Humans respond to music…we just do.
The neuroscience is incontrovertible – our brains are hardwired to music. Music has a unique place in our emotional, physical, cultural and spiritual heritage. Music stimulates and connects with the brain in unique ways, unrestricted by emotional, mental or physical barriers, disability, illness or injury.
Music therapists use music as an alternative way to communicate, support and make connections with their clients, bringing about positive change in a variety of circumstances.
In the same way that talk therapy, such as psychotherapy, achieves positive outcomes through speaking with clients, music therapy achieves communication through music.

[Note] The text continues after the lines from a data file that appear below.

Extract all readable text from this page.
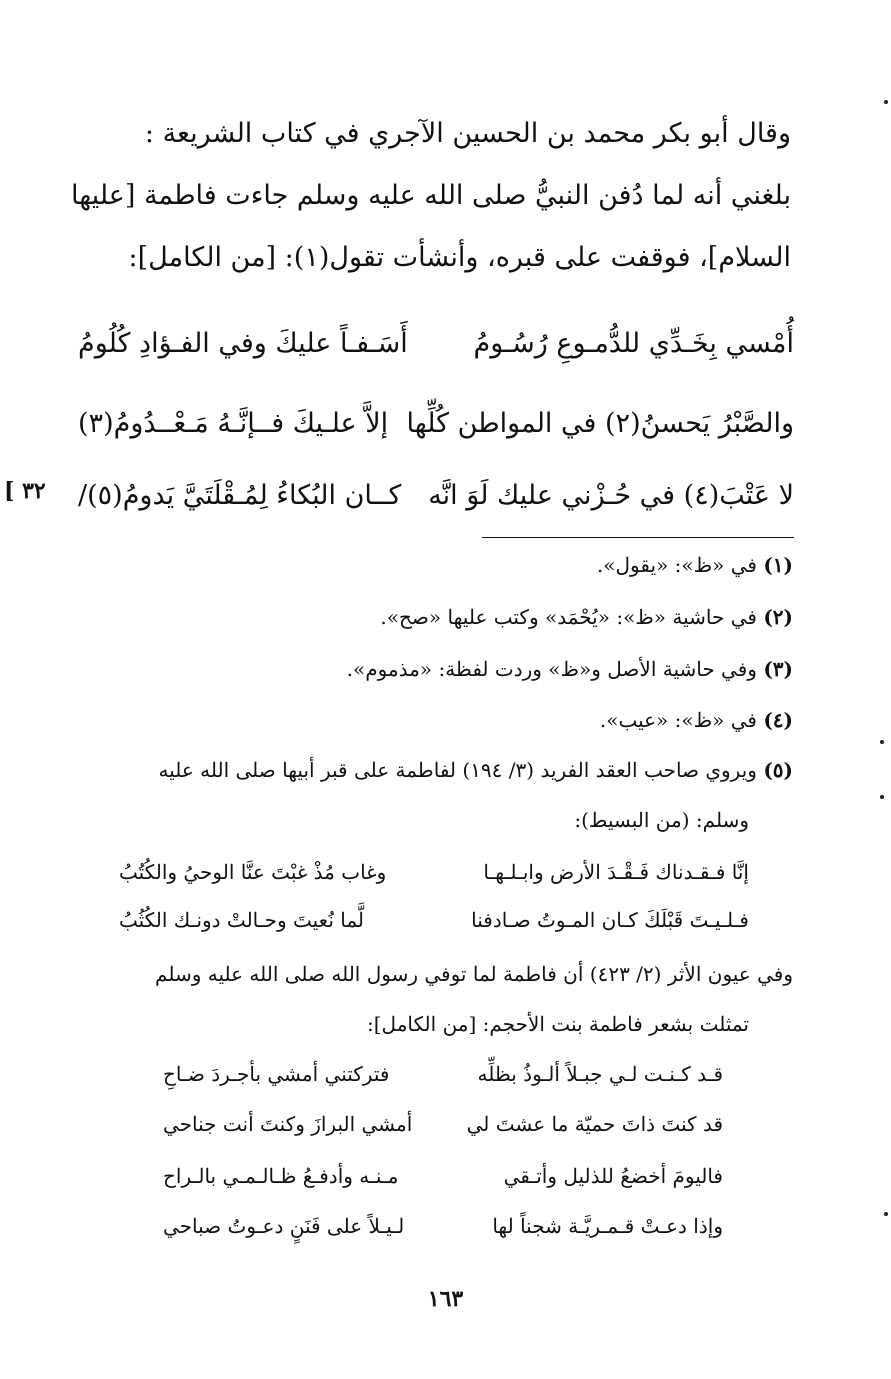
وقال أبو بكر محمد بن الحسين الآجري في كتاب الشريعة :
بلغني أنه لما دُفن النبيُّ صلى الله عليه وسلم جاءت فاطمة [عليها
السلام]، فوقفت على قبره، وأنشأت تقول(١): [من الكامل]:
أُمْسي بِخَـدِّي للدُّمـوعِ رُسُـومُ
أَسَـفـاً عليكَ وفي الفـؤادِ كُلُومُ
والصَّبْرُ يَحسنُ(٢) في المواطن كُلِّها
إلاَّ علـيكَ فــإنَّـهُ مَـعْــدُومُ(٣)
لا عَتْبَ(٤) في حُـزْني عليك لَوَ انَّه
كــان البُكاءُ لِمُـقْلَتَيَّ يَدومُ(٥)/
[ ٣٢
(١) في «ظ»: «يقول».
(٢) في حاشية «ظ»: «يُحْمَد» وكتب عليها «صح».
(٣) وفي حاشية الأصل و«ظ» وردت لفظة: «مذموم».
(٤) في «ظ»: «عيب».
(٥) ويروي صاحب العقد الفريد (٣/ ١٩٤) لفاطمة على قبر أبيها صلى الله عليه
وسلم: (من البسيط):
إنَّا فـقـدناك فَـقْـدَ الأرض وابـلـهـا
وغاب مُذْ غبْتَ عنَّا الوحيُ والكُتُبُ
فـلـيـتَ قَبْلَكَ كـان المـوتُ صـادفنا
لَّما نُعيتَ وحـالتْ دونـك الكُثُبُ
وفي عيون الأثر (٢/ ٤٢٣) أن فاطمة لما توفي رسول الله صلى الله عليه وسلم
تمثلت بشعر فاطمة بنت الأحجم: [من الكامل]:
قـد كـنـت لـي جبـلاً ألـوذُ بظلِّه
فتركتني أمشي بأجـردَ ضـاحِ
قد كنتَ ذاتَ حميّة ما عشتَ لي
أمشي البرازَ وكنتَ أنت جناحي
فاليومَ أخضعُ للذليل وأتـقي
مـنـه وأدفـعُ ظـالـمـي بالـراح
وإذا دعـتْ قـمـريَّـة شجناً لها
لـيـلاً على فَنَنٍ دعـوتُ صباحي
١٦٣
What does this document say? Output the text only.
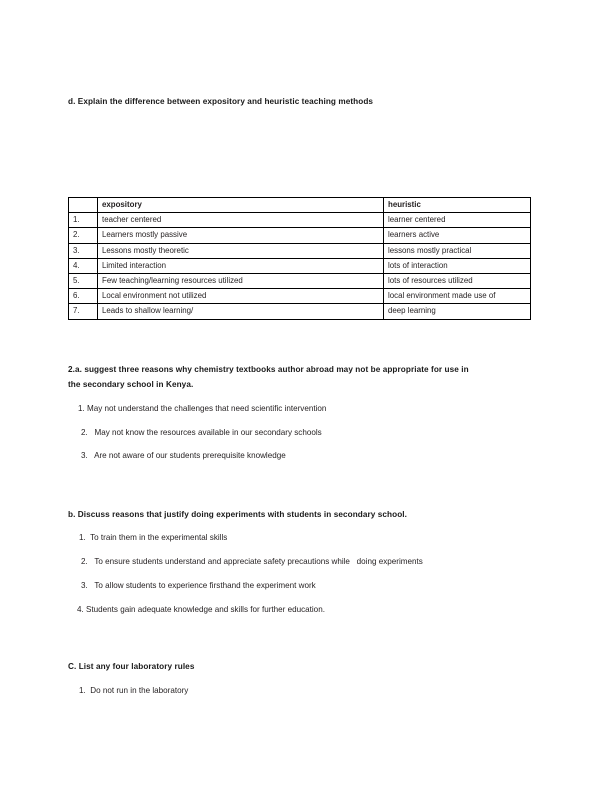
d. Explain the difference between expository and heuristic teaching methods
	expository	heuristic
1.	teacher centered	learner centered
2.	Learners mostly passive	learners active
3.	Lessons mostly theoretic	lessons mostly practical
4.	Limited interaction	lots of interaction
5.	Few teaching/learning resources utilized	lots of resources utilized
6.	Local environment not utilized	local environment made use of
7.	Leads to shallow learning/	deep learning
2.a. suggest three reasons why chemistry textbooks author abroad may not be appropriate for use in
the secondary school in Kenya.
1. May not understand the challenges that need scientific intervention
2.   May not know the resources available in our secondary schools
3.   Are not aware of our students prerequisite knowledge
b. Discuss reasons that justify doing experiments with students in secondary school.
1.  To train them in the experimental skills
2.   To ensure students understand and appreciate safety precautions while   doing experiments
3.   To allow students to experience firsthand the experiment work
4. Students gain adequate knowledge and skills for further education.
C. List any four laboratory rules
1.  Do not run in the laboratory
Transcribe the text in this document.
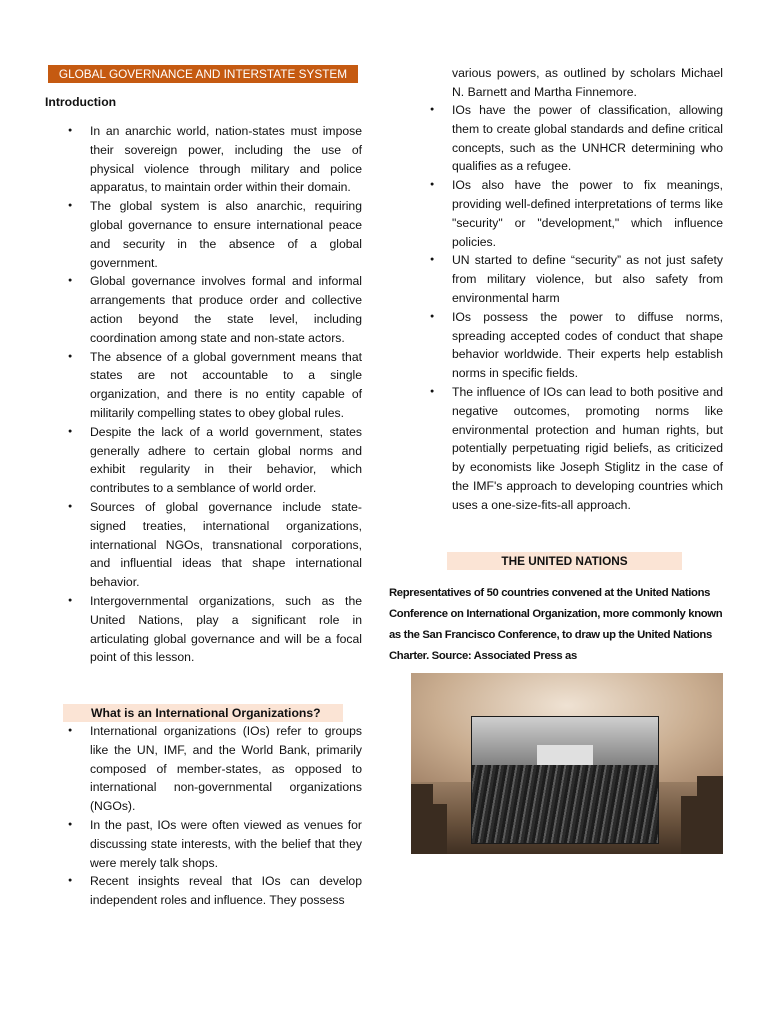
GLOBAL GOVERNANCE AND INTERSTATE SYSTEM
Introduction
● In an anarchic world, nation-states must impose their sovereign power, including the use of physical violence through military and police apparatus, to maintain order within their domain.
● The global system is also anarchic, requiring global governance to ensure international peace and security in the absence of a global government.
● Global governance involves formal and informal arrangements that produce order and collective action beyond the state level, including coordination among state and non-state actors.
● The absence of a global government means that states are not accountable to a single organization, and there is no entity capable of militarily compelling states to obey global rules.
● Despite the lack of a world government, states generally adhere to certain global norms and exhibit regularity in their behavior, which contributes to a semblance of world order.
● Sources of global governance include state-signed treaties, international organizations, international NGOs, transnational corporations, and influential ideas that shape international behavior.
● Intergovernmental organizations, such as the United Nations, play a significant role in articulating global governance and will be a focal point of this lesson.
What is an International Organizations?
● International organizations (IOs) refer to groups like the UN, IMF, and the World Bank, primarily composed of member-states, as opposed to international non-governmental organizations (NGOs).
● In the past, IOs were often viewed as venues for discussing state interests, with the belief that they were merely talk shops.
● Recent insights reveal that IOs can develop independent roles and influence. They possess
various powers, as outlined by scholars Michael N. Barnett and Martha Finnemore.
● IOs have the power of classification, allowing them to create global standards and define critical concepts, such as the UNHCR determining who qualifies as a refugee.
● IOs also have the power to fix meanings, providing well-defined interpretations of terms like "security" or "development," which influence policies.
● UN started to define “security” as not just safety from military violence, but also safety from environmental harm
● IOs possess the power to diffuse norms, spreading accepted codes of conduct that shape behavior worldwide. Their experts help establish norms in specific fields.
● The influence of IOs can lead to both positive and negative outcomes, promoting norms like environmental protection and human rights, but potentially perpetuating rigid beliefs, as criticized by economists like Joseph Stiglitz in the case of the IMF's approach to developing countries which uses a one-size-fits-all approach.
THE UNITED NATIONS
Representatives of 50 countries convened at the United Nations Conference on International Organization, more commonly known as the San Francisco Conference, to draw up the United Nations Charter. Source: Associated Press as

This is a medium where people can express themselves where words are not easy or possible for them.
Music therapy can be used to help us re-engage, motivate, uplift, to be with pain and to re-calibrate our mental and physical selves. It can help us communicate, be self-aware, self-regulate and be positive and confident in our daily lives.
Like any therapy, we validate the client, listen and observe carefully how they are, and, in therapy speak, we contain their feelings for them. We play back their sense of self in the music, play music alongside them, or ‘hold’ them in the music, feeding back to them their unmanageable feelings in a more manageable way.
Having engaged with music therapy, clients often find themselves more confident at coping with day to day life. This can be through reduced anxiety, increased positivity and self-awareness, the ability to explore different emotions and confront challenges. Clients are often more able to understand themselves and those around them and develop a bedrock of positivity through music, upon which they can build a more positive future.